Tyres, trolleys and even false teeth
Tyres, shopping trolleys and false teeth were among the rubbish cleared from Porirua Harbour’s mudflats as part of a community-police led clean-up effort on December 4.
About 50 police staff and 200 Onslow College students worked on the city side of the harbour in a joint effort by police, Conservation Volunteers New Zealand, Takapuwahia Village Planning Group, and Porirua City Council to collect rubbish from the mudflats.
Starting early, the group spent two hours hauling out rubbish that had been dumped in the harbour.
A shopping trolley, two tyres and a big pile of rubbish was picked up, even including half a set of false teeth.
Kapiti Mana Police sergeant Jonathan Westrupp also got stuck in.
‘‘We had a great morning working with people from the community to help our harbour. It’s a beautiful spot, which makes it really worth the effort to help keep it that way,’’ Westrupp said.
‘‘We will need to come back in the new year with some better equipment to pull out the skip bin that’s stuck out on the mudflats.’’

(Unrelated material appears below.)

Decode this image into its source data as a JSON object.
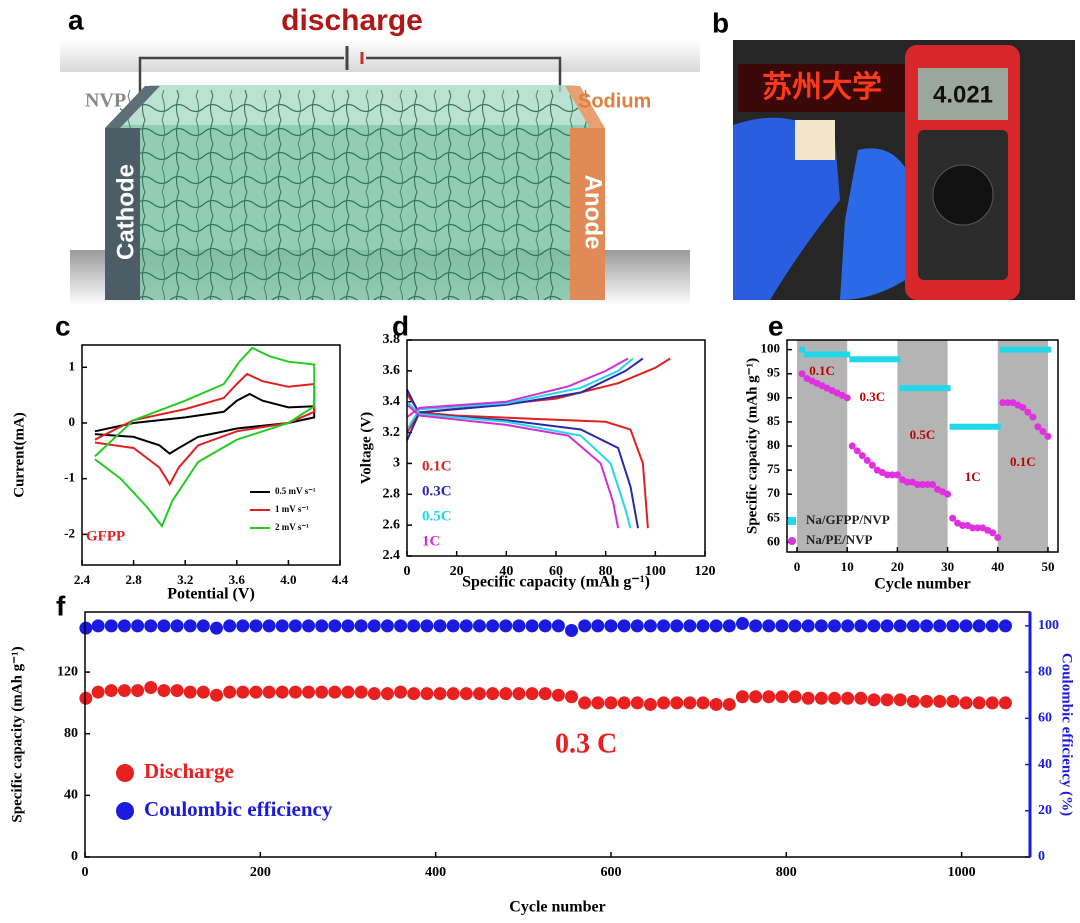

The council supplied protective clothing and took away the rubbish.
Earlier this year, 59 tyres and 11 road cones were among the ‘‘mega litter’’ collected from Porirua Harbour by volunteers.

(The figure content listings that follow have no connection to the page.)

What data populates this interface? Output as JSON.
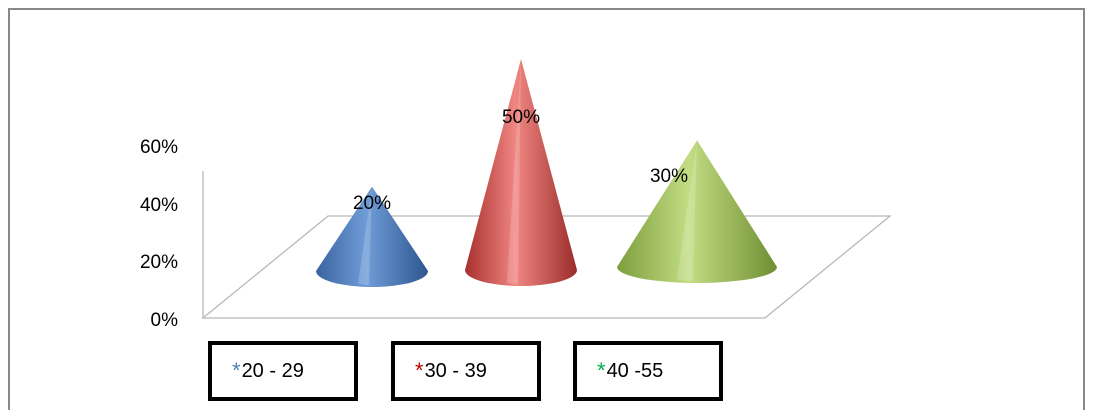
{
  "chart_data": {
    "type": "bar",
    "subtype": "3d-cone",
    "categories": [
      "20 - 29",
      "30 - 39",
      "40 -55"
    ],
    "values": [
      20,
      50,
      30
    ],
    "data_labels": [
      "20%",
      "50%",
      "30%"
    ],
    "ylim": [
      0,
      60
    ],
    "y_ticks": [
      "0%",
      "20%",
      "40%",
      "60%"
    ],
    "grid": false,
    "legend": {
      "placement": "bottom",
      "marker": "*",
      "items": [
        {
          "label": "20 - 29",
          "color": "#4f81bd"
        },
        {
          "label": "30 - 39",
          "color": "#c0504d"
        },
        {
          "label": "40 -55",
          "color": "#9bbb59"
        }
      ]
    },
    "colors": [
      "#4f81bd",
      "#c0504d",
      "#9bbb59"
    ]
  }
}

Porirua Harbour Strategy coordinator Keith Calder said the tyre situation was particularly unsettling and he was sure the tyres were being thrown into streams and the harbour because people could not be bothered paying the disposal fee at the landfill.
Calder said the 59 tyres brought out of the mud were fewer than the hundreds collected throughout 2009, but he was concerned many of the tyres were new.

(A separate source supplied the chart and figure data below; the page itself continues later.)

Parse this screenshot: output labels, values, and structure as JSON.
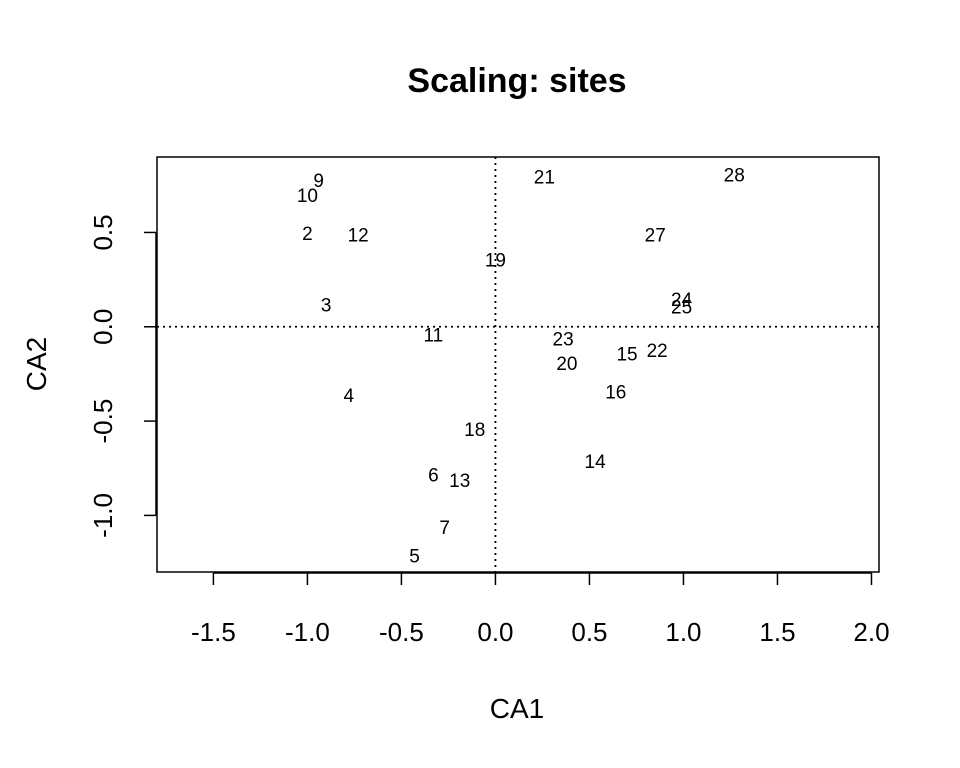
{
  "chart_data": {
    "type": "scatter",
    "title": "Scaling: sites",
    "xlabel": "CA1",
    "ylabel": "CA2",
    "xlim": [
      -1.8,
      2.04
    ],
    "ylim": [
      -1.3,
      0.9
    ],
    "xticks": [
      -1.5,
      -1.0,
      -0.5,
      0.0,
      0.5,
      1.0,
      1.5,
      2.0
    ],
    "xtick_labels": [
      "-1.5",
      "-1.0",
      "-0.5",
      "0.0",
      "0.5",
      "1.0",
      "1.5",
      "2.0"
    ],
    "yticks": [
      -1.0,
      -0.5,
      0.0,
      0.5
    ],
    "ytick_labels": [
      "-1.0",
      "-0.5",
      "0.0",
      "0.5"
    ],
    "reference_lines": {
      "x": 0,
      "y": 0,
      "style": "dotted"
    },
    "grid": false,
    "points": [
      {
        "label": "2",
        "x": -1.0,
        "y": 0.49
      },
      {
        "label": "3",
        "x": -0.9,
        "y": 0.11
      },
      {
        "label": "4",
        "x": -0.78,
        "y": -0.37
      },
      {
        "label": "5",
        "x": -0.43,
        "y": -1.22
      },
      {
        "label": "6",
        "x": -0.33,
        "y": -0.79
      },
      {
        "label": "7",
        "x": -0.27,
        "y": -1.07
      },
      {
        "label": "9",
        "x": -0.94,
        "y": 0.77
      },
      {
        "label": "10",
        "x": -1.0,
        "y": 0.69
      },
      {
        "label": "11",
        "x": -0.33,
        "y": -0.05
      },
      {
        "label": "12",
        "x": -0.73,
        "y": 0.48
      },
      {
        "label": "13",
        "x": -0.19,
        "y": -0.82
      },
      {
        "label": "14",
        "x": 0.53,
        "y": -0.72
      },
      {
        "label": "15",
        "x": 0.7,
        "y": -0.15
      },
      {
        "label": "16",
        "x": 0.64,
        "y": -0.35
      },
      {
        "label": "18",
        "x": -0.11,
        "y": -0.55
      },
      {
        "label": "19",
        "x": 0.0,
        "y": 0.35
      },
      {
        "label": "20",
        "x": 0.38,
        "y": -0.2
      },
      {
        "label": "21",
        "x": 0.26,
        "y": 0.79
      },
      {
        "label": "22",
        "x": 0.86,
        "y": -0.13
      },
      {
        "label": "23",
        "x": 0.36,
        "y": -0.07
      },
      {
        "label": "24",
        "x": 0.99,
        "y": 0.14
      },
      {
        "label": "25",
        "x": 0.99,
        "y": 0.1
      },
      {
        "label": "27",
        "x": 0.85,
        "y": 0.48
      },
      {
        "label": "28",
        "x": 1.27,
        "y": 0.8
      }
    ]
  }
}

Porirua City councillor Bronwyn Kropp, chairwoman of the joint harbour and catchment committee, said she had heard that people tipping out of their waka in the middle of the harbour were stepping on tyres.
Conservation Volunteers regional manager Ed Tregidga, senior sergeant Anita Dixon, council parks manager Olivia Dovey and Ngati Toa board member Evan Hippolite at the clean-up.